Wir wollen uns an dieser Stelle nicht als Moralapostel aufspielen aber mit dem heutigen Ereignis eventuell ins Bewußtsein rufen, wie weit es schon gekommen zu sein scheint. Half Life 2, das wohl am meisten erwartete Spiel 2003 (auch wenn letzte Meldungen von einem Release 2004 ausgehen), steht seit wenigen Stunden erneut in den Schlagzeilen. Der Source Code, d.h. der unkompilierte Quelltext, ist allem Anschein nach aus den Valve-Studios entwendet worden. Zwar fehlen Maps und weitere Dateipakete, dennoch, mit einem Compiler soll es jedoch möglich sein, eine funktionierende EXE-Datei zu erstellen. Auch große Teile des Quelltextes von Team Fortress 2 sollen in den gestohlenen Dateien enthalten sein. Das offizielle Statement lautet wie folgt:
Sicher, aus dem Code kann weder das fertige Spiel, noch in Windeseile ein ebenso packendes Produkt erschaffen werden. Der Schaden dürfte dennoch enorm sein. Zum einen, weil somit das kostbarste Eigentum einer Softwarefirma, das Wissen und dessen Umsetzung, Jedermann und somit auch jedem Konkurrenten zugänglich gemacht wird. Wer lizensiert die HL2-Grafikengine, wenn er die Vorlage kostenlos studieren kann? Zum anderen, weil der Sourcecode Mod-Programmierern, die man eventuell mit kostenpflichtigem Support bedacht hätte und Hacker, die sich am fertigen Spiel zu schaffen machen werden, Haus und Hof öffnet. Nicht zu Unrecht dürfte der Windows-Quellcode eins der am meisten bewachten und abgesicherten Dateipakete der Welt sein. Auch der Algorithmus für die CD-Keys sowie der Sourcecode für "Steam" sollen betroffen sein.
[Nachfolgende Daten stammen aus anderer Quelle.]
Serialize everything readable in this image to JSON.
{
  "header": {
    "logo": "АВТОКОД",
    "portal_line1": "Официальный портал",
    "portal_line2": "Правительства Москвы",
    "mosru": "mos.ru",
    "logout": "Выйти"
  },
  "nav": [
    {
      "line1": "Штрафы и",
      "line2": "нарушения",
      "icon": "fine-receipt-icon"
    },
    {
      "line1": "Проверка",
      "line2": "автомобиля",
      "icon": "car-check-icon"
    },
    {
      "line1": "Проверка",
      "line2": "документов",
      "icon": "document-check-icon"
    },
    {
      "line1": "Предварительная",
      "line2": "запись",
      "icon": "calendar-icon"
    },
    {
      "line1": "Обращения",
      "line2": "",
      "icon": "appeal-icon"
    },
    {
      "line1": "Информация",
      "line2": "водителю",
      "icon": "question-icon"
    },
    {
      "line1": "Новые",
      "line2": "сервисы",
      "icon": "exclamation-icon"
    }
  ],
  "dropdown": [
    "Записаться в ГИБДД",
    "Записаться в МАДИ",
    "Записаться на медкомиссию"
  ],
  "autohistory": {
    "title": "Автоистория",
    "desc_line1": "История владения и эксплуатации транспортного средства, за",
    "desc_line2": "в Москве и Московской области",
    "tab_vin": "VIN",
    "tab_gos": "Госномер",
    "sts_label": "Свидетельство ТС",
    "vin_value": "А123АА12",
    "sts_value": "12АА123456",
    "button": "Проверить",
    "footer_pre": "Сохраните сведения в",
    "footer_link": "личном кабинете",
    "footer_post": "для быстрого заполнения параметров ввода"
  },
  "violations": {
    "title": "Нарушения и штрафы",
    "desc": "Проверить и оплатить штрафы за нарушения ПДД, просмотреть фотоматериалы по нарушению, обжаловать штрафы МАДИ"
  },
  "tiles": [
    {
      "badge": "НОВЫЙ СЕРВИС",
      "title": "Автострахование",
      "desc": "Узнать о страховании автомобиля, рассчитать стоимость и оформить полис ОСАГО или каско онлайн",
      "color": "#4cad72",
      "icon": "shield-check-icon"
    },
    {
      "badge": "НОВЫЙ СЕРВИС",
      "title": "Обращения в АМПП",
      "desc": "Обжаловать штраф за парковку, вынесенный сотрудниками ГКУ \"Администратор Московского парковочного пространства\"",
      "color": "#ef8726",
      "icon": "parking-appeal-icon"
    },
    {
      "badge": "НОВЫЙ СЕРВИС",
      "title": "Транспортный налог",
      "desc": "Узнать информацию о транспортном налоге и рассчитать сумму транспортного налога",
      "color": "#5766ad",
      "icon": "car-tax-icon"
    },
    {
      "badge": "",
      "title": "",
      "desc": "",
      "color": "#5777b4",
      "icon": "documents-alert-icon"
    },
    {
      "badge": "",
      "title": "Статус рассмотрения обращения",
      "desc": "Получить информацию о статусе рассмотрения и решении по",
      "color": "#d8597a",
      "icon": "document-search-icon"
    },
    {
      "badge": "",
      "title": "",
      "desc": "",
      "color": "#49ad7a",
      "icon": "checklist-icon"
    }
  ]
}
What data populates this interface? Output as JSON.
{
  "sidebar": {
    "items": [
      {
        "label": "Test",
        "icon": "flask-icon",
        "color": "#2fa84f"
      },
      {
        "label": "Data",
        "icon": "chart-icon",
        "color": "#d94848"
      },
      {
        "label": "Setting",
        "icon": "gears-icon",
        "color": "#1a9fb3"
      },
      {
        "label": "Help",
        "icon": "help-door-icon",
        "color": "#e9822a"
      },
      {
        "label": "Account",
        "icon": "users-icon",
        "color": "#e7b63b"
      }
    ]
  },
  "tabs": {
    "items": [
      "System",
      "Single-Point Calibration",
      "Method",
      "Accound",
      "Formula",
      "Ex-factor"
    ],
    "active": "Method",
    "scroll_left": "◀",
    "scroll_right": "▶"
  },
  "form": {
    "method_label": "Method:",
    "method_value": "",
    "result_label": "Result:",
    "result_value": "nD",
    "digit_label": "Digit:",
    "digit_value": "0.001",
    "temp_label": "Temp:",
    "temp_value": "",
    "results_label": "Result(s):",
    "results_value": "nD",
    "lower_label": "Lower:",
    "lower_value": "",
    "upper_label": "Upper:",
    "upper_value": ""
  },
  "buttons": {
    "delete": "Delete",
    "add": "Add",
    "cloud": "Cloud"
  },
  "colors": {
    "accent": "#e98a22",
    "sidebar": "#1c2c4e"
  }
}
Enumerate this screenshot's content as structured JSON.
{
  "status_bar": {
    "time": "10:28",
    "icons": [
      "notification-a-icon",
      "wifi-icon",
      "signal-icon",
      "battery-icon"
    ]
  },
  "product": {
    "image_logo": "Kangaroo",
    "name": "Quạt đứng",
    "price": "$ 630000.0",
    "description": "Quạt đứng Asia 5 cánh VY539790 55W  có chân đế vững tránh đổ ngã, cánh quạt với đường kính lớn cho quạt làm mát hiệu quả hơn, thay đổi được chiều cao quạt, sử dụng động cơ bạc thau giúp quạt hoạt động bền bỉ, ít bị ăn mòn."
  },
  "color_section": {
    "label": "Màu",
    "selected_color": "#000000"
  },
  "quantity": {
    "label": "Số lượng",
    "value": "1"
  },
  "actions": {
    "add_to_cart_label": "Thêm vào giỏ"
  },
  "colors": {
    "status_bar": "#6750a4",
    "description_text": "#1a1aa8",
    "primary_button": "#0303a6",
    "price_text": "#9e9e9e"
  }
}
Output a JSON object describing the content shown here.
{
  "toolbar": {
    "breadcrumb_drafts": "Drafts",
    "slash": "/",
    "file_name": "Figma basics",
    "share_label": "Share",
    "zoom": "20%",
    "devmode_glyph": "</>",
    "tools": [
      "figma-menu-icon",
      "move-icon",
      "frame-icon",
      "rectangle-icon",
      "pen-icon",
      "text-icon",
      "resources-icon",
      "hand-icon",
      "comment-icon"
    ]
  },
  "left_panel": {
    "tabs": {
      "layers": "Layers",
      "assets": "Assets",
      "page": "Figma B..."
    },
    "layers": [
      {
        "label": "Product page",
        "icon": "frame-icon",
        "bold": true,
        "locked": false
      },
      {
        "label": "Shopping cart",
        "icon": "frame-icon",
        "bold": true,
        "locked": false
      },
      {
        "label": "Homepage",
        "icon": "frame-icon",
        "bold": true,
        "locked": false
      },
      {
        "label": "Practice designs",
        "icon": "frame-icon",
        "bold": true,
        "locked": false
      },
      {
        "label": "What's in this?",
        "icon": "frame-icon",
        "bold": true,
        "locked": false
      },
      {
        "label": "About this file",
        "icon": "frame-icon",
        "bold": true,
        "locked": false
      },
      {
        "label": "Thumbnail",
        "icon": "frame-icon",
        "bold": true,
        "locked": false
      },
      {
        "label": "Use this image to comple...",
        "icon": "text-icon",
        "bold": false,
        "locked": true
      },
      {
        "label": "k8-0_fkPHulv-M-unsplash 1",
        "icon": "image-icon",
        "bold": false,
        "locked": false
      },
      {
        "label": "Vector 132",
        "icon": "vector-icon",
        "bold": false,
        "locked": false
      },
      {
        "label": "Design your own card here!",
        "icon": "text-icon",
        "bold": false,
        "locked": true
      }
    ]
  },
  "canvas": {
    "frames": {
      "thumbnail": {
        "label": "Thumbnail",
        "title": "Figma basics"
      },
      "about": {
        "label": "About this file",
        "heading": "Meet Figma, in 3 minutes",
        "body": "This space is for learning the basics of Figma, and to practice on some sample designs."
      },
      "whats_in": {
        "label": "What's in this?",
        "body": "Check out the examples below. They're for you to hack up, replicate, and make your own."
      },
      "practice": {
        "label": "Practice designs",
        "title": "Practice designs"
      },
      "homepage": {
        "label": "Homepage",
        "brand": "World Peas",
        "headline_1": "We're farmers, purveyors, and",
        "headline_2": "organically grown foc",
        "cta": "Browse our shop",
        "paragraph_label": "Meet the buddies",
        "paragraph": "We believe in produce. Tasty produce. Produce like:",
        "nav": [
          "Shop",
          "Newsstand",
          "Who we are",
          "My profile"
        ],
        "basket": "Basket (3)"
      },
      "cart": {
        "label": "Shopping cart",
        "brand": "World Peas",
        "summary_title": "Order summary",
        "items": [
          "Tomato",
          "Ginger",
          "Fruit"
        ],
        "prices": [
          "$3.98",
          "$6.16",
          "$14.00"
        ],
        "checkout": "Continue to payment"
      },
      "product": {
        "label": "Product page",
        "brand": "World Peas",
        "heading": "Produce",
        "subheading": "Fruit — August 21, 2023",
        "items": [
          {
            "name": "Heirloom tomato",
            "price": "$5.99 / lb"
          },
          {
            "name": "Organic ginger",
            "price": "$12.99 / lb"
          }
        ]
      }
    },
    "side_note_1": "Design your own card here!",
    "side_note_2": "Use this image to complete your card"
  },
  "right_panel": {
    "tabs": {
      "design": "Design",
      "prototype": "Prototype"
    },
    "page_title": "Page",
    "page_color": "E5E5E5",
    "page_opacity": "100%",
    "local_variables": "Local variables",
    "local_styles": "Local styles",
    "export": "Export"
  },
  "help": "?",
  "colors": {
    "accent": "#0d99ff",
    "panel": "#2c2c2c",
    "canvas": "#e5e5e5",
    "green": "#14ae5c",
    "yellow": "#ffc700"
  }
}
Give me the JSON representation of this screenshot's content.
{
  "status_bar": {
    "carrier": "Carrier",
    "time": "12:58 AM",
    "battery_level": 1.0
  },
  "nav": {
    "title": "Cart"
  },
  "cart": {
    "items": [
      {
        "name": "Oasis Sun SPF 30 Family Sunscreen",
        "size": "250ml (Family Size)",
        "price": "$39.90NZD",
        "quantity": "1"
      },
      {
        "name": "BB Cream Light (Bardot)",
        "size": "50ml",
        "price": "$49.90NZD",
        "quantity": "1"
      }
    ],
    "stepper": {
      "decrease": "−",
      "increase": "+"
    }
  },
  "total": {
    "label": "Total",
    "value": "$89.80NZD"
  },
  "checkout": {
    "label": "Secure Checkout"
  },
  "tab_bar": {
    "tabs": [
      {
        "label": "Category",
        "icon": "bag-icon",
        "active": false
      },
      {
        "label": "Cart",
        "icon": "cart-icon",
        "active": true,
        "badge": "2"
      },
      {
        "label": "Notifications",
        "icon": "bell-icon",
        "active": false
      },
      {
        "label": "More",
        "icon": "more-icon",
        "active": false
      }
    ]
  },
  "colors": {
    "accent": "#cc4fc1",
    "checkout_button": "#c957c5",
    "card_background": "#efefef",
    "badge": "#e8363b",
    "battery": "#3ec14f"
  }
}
Doch nüchtern betrachtet bleibt nur die Frage: "Wozu?" Half Life 2 kommt, auch wenn es sich verzögert. Es dürfte - so sieht es momentan aus - eines der besten Spiele der letzten Jahre werden. Der Quellcode läßt es auch nicht eher auf dem Markt erscheinen - er wird den Release nur noch weiter zurück werfen. Und die Spannung, welche Features das fertige Programm enthalten wird, dürfte sich in den kommenden Tagen in Luft auflösen. Den Programmierern, die dieses Spiel nicht in ihrer Freizeit programmieren sondern die Arbeit an dem Projekt ihren Job nennen gilt der Dank und die Aufmerksamkeit. Spiele wie Half Life 2 oder Doom III aber auch die Kleinode, die immer noch für langsam schrumpfende Interessengruppen geschrieben werden, können nur weiter existieren, wenn sie gekauft werden. Die Hatz einiger weniger, ihren Namen in "Insider-Kreisen" bekannt zu machen, führt über kurz oder lang in eine Sackgasse. Ein Gasse ohne Blockbuster. Ohne Spiele, die nicht nur Jahre in der Entwicklung gedauert haben. Auch ohne Spiele, an die man sich noch Jahre nach der Veröffentlichung erinnern wird.